The third Big Miss is the silence on marketing reforms. The three central laws, promulgated suddenly in June 2020, between them may have contained the seed of a big idea. But since no public discussion preceded their enactment, nor indeed followed their equally abrupt withdrawal, we can only speculate if we have missed something big there. With their withdrawal following a fierce farmer agitation, the government has gone into a deep shell on anything to do with agri produce marketing. However, agriculture markets continue to function erratically and often inefficiently, depriving farmers of fair process and transparent price discovery. There’s a long agenda of marketing reforms languishing for over two decades but it would appear the time to take it up is not opportune as yet.
The Budget marked its fourth Big Miss by failing to recognize the existential danger posed by climate change. A reset of our agriculture will be forced upon us, and sooner than we think, by the rapidly developing climate crisis. Already, the rising incidence of extended heat waves, hard falls and cloudbursts, besides changes in the arrival and withdrawal timings of the monsoon have been noted by climate scientists. This rapidly evolving threat will require fortifying food crops against a plethora of weather and pest related challenges. R&D budgets do not reflect this sense of urgency and the need to pool resources while accelerating the procedures that deliver solutions to the farmer.
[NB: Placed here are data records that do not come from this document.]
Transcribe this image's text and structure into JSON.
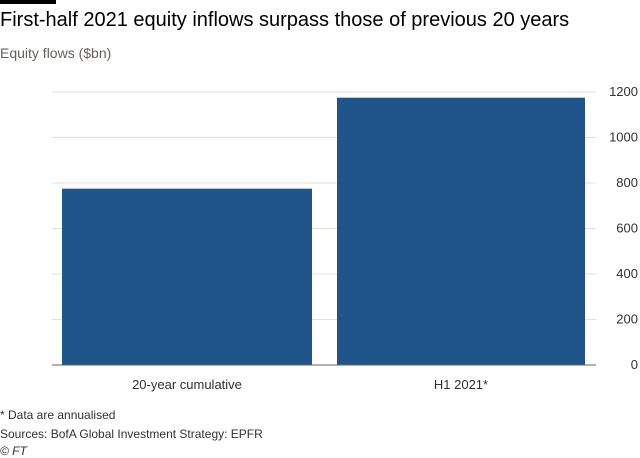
{
  "header": {
    "title": "First-half 2021 equity inflows surpass those of previous 20 years",
    "subtitle": "Equity flows ($bn)"
  },
  "footer": {
    "note": "* Data are annualised",
    "source": "Sources: BofA Global Investment Strategy: EPFR",
    "copyright": "© FT"
  },
  "colors": {
    "bar": "#1f558b",
    "grid": "#e6e0da",
    "axis": "#66605c"
  },
  "chart_data": {
    "type": "bar",
    "title": "First-half 2021 equity inflows surpass those of previous 20 years",
    "subtitle": "Equity flows ($bn)",
    "categories": [
      "20-year cumulative",
      "H1 2021*"
    ],
    "values": [
      775,
      1175
    ],
    "ylim": [
      0,
      1200
    ],
    "yticks": [
      0,
      200,
      400,
      600,
      800,
      1000,
      1200
    ],
    "y_axis_position": "right",
    "grid": true,
    "legend": "none"
  }
}
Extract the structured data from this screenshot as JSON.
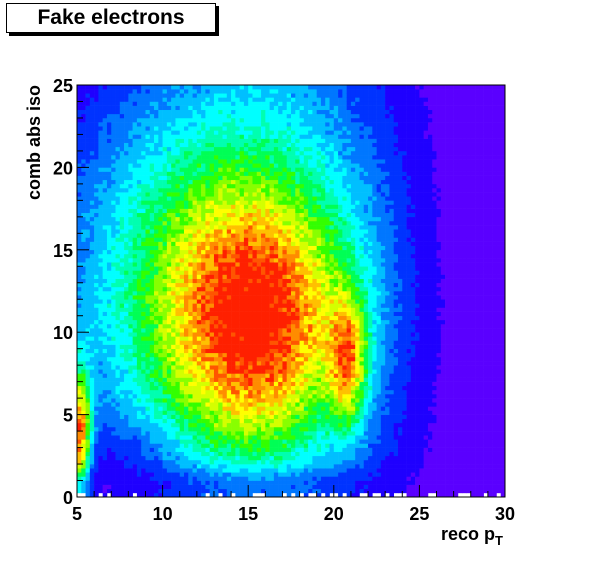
{
  "chart_data": {
    "type": "heatmap",
    "title": "Fake electrons",
    "xlabel": "reco p",
    "xlabel_subscript": "T",
    "ylabel": "comb abs iso",
    "xlim": [
      5,
      30
    ],
    "ylim": [
      0,
      25
    ],
    "x_ticks": [
      5,
      10,
      15,
      20,
      25,
      30
    ],
    "y_ticks": [
      0,
      5,
      10,
      15,
      20,
      25
    ],
    "bins": {
      "x": 100,
      "y": 100
    },
    "grid": false,
    "colormap": [
      "#5a00ff",
      "#1f00ff",
      "#0033ff",
      "#0077ff",
      "#00bfff",
      "#00ffff",
      "#00ffb0",
      "#00ff55",
      "#33ff00",
      "#88ff00",
      "#d4ff00",
      "#ffff00",
      "#ffc000",
      "#ff8c00",
      "#ff5500",
      "#ff2000"
    ],
    "density_components": [
      {
        "label": "main-blob",
        "x": 15.5,
        "y": 10.5,
        "sx": 3.3,
        "sy": 4.8,
        "amp": 0.55
      },
      {
        "label": "wide-background",
        "x": 13.0,
        "y": 13.0,
        "sx": 6.5,
        "sy": 8.5,
        "amp": 0.48
      },
      {
        "label": "peak-20",
        "x": 20.8,
        "y": 8.3,
        "sx": 0.75,
        "sy": 2.6,
        "amp": 0.52
      },
      {
        "label": "low-pt-edge",
        "x": 5.15,
        "y": 3.0,
        "sx": 0.45,
        "sy": 3.0,
        "amp": 0.85
      }
    ]
  }
}
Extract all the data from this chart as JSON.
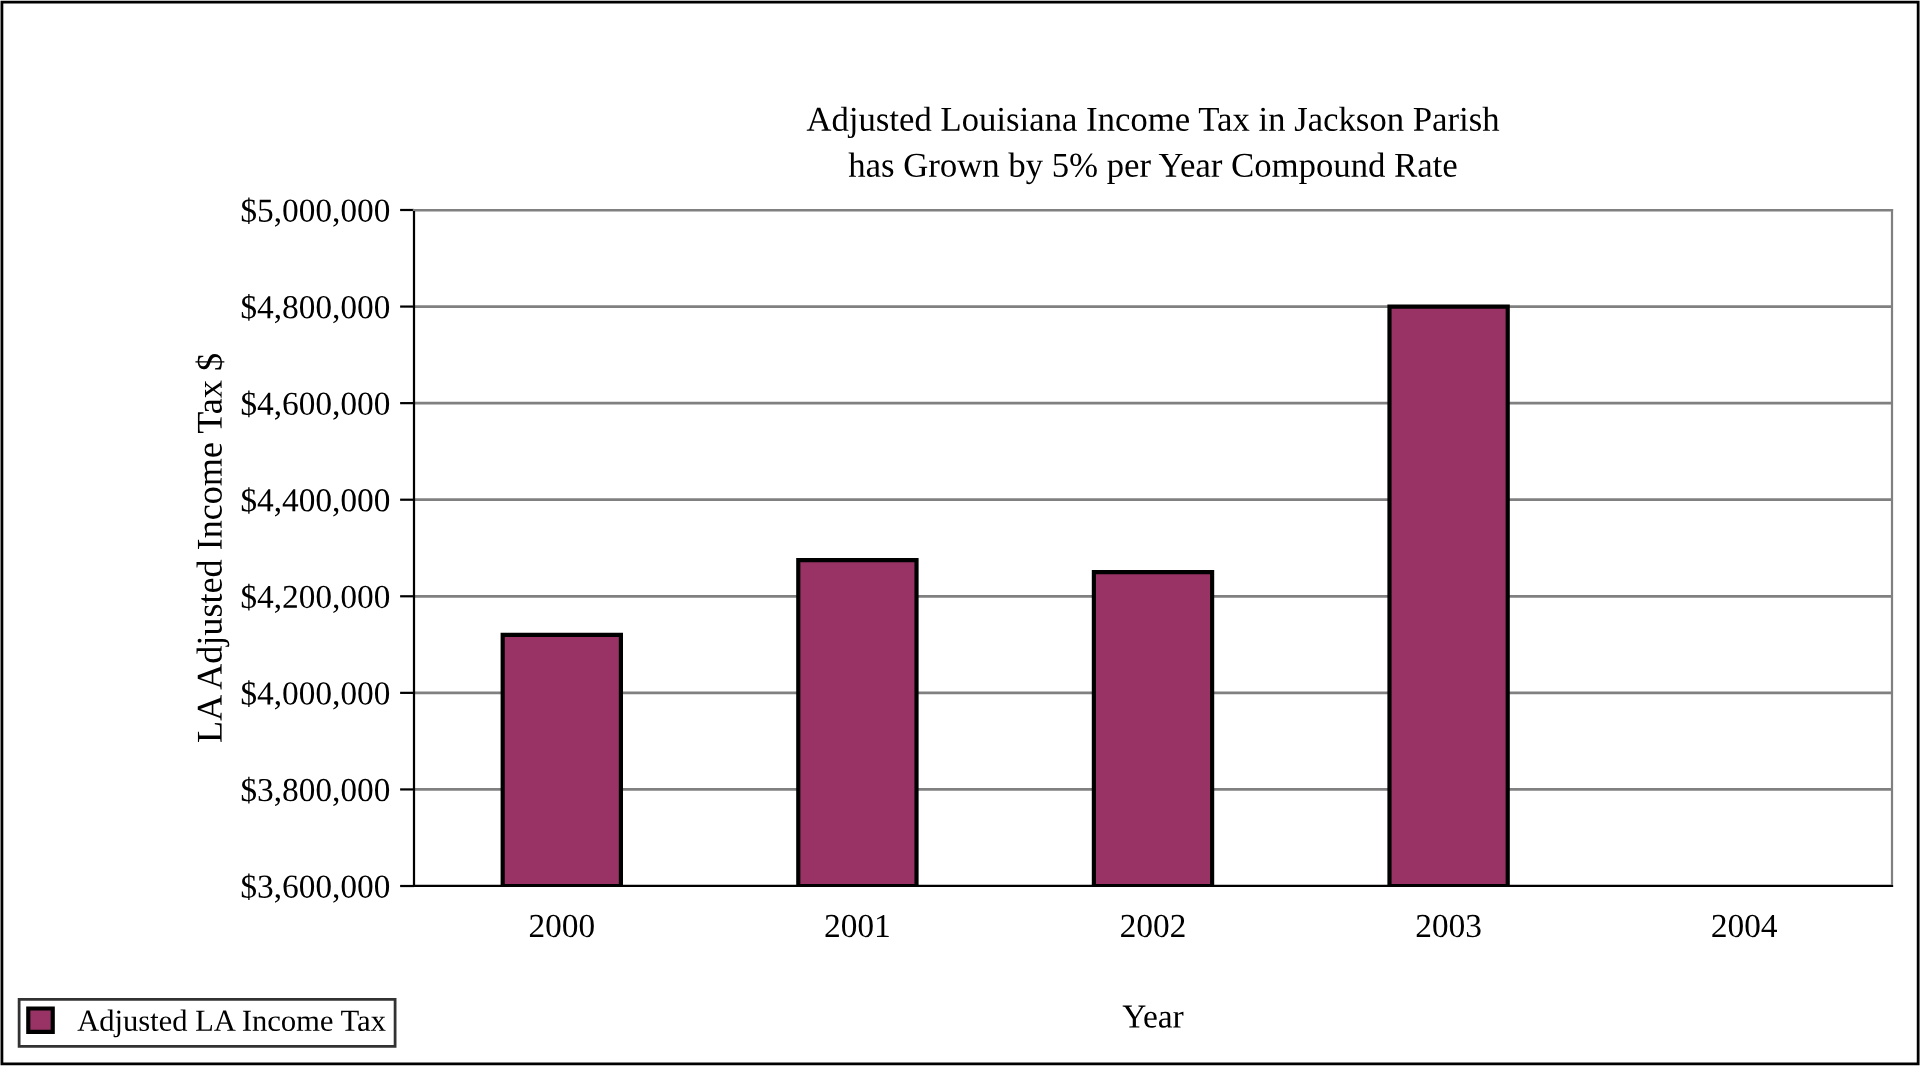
{
  "chart_data": {
    "type": "bar",
    "title": "Adjusted Louisiana Income Tax in Jackson Parish\nhas Grown by 5% per Year Compound Rate",
    "xlabel": "Year",
    "ylabel": "LA Adjusted Income Tax $",
    "categories": [
      "2000",
      "2001",
      "2002",
      "2003",
      "2004"
    ],
    "series": [
      {
        "name": "Adjusted LA Income Tax",
        "color": "#993366",
        "values": [
          4120000,
          4275000,
          4250000,
          4800000,
          null
        ]
      }
    ],
    "ylim": [
      3600000,
      5000000
    ],
    "yticks": [
      {
        "value": 3600000,
        "label": "$3,600,000"
      },
      {
        "value": 3800000,
        "label": "$3,800,000"
      },
      {
        "value": 4000000,
        "label": "$4,000,000"
      },
      {
        "value": 4200000,
        "label": "$4,200,000"
      },
      {
        "value": 4400000,
        "label": "$4,400,000"
      },
      {
        "value": 4600000,
        "label": "$4,600,000"
      },
      {
        "value": 4800000,
        "label": "$4,800,000"
      },
      {
        "value": 5000000,
        "label": "$5,000,000"
      }
    ],
    "grid": "y",
    "legend": "bottom left"
  }
}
The overall sense that the agriculture section of the Budget conveys is a one of drift. Of course, the flagship scheme of direct transfers to farmers continues. But the amount is not significant enough to either incentivize a shift to more climate resilient practices or enable investments to boost productivity. While creating a nationwide data base is mentioned, given the overall contentious atmosphere between the Centre and States ruled by regional and other opposition parties, it remains to be seen how this initiative will pan out. Without such a data base, policy making will remain dependent on blunt instruments like input and consumer subsidies.
The country’s farmers may have to wait longer for good policy making than for a good monsoon.